Social media: better 'friend' than 'unfriend'

Social media: better 'friend' than 'unfriend'

LIKE it or not, use it or not, social media is here to stay - and its digital tentacles are fast encroaching into unprepared boardrooms.

Prevalent social media platforms include Facebook, YouTube, Google+, Twitter, LinkedIn, Instagram, Pinterest, WhatsApp, and an exploding plethora of instant, real-time communication channels reaching random, specific and connected communities everywhere, anywhere, anytime.

Last year, eMarketer noted that out of 2.48 billion global Internet users, 1.86 billion are active on social media.

The estimate is probably modest and growing by the minute.
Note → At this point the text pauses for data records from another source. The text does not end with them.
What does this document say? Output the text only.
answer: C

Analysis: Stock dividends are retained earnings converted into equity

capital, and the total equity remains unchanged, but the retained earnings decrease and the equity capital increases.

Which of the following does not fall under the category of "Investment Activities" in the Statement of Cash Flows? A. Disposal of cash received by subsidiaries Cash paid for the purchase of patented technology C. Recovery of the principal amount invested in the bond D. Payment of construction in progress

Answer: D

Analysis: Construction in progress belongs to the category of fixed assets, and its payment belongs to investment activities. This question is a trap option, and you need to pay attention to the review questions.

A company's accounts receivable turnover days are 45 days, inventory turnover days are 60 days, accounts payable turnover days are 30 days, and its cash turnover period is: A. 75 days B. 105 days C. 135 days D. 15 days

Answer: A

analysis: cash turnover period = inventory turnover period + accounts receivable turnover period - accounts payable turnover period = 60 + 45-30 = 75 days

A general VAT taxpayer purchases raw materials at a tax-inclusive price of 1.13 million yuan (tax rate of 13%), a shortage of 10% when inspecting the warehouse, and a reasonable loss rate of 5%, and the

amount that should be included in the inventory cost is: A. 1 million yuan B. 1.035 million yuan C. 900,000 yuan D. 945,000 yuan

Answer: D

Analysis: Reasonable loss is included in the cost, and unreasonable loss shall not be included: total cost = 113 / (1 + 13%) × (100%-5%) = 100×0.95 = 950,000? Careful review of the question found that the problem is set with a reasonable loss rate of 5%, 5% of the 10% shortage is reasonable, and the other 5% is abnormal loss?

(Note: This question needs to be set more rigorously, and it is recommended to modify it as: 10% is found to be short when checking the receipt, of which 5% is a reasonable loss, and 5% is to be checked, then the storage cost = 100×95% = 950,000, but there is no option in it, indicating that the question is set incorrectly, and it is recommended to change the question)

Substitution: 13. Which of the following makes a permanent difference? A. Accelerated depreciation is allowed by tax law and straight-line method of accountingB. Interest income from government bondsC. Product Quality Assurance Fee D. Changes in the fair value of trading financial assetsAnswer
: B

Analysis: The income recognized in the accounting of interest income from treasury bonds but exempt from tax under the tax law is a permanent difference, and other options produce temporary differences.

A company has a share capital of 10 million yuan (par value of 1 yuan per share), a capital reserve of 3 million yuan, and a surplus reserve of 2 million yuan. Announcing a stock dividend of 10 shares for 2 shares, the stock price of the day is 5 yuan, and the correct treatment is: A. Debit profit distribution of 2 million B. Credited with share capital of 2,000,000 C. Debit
Just the digital communications tools developed by Facebook and others alone - including blog posts, status updates, tweets and online petitions - pose new and unexpected challenges for senior management and boards.

Increasingly, what happens online can be a critical element in any corporate governance strategy.

Where directors fear to tread

Most directors are still inclined to leave the unwieldy realm of social media to management, if at all, with many boards preferring to stay aloof from the chattering fray.

Often, and usually too late in the day, boards are slapped with nasty surprises such as online posts threatening to damage a company's reputation, or critical disclosures of confidential information to all and sundry.

Businesses simply cannot afford not to engage, leverage or manage social media.

"The social media phenomenon has made the leap from the consumer world to the boardroom," declared PwC in its report, Social Media: The New Business Reality For Directors.

"Directors are faced with sorting out how social media impacts the firms that they oversee and their own roles on the boards."

The signals are unavoidable: directors are responsible for corporate oversight, and this includes establishing a process for collecting, analysing and responding to the flood of information in the social media space.

A survey by Stanford University's Rock Centre for Corporate Governance revealed how a vast majority (91 per cent) of directors said their companies had not assigned oversight of social media monitoring to a board committee.

Yet, nearly 76 per cent of the respondents' companies used social media to support business activities.

In the face of such inertia, Starbucks, the global coffee company, decided that digital expertise at the board level was of strategic importance. It recruited social media entrepreneur Clara Shih to its board.

Ms Shih was chief executive of a social media company, and held previous positions at Google, Microsoft and Salesforce.com.

She was just 29 when appointed to the Starbucks board in December 2010.

Company, know thyself

The Rock Centre's survey also found that a sizeable 75 per cent of its senior corporate respondents said they did not have social media guidelines for their boards.

This is despite the considerable number of companies which were concerned with information leaks and the potential for reputational crises arising through social media.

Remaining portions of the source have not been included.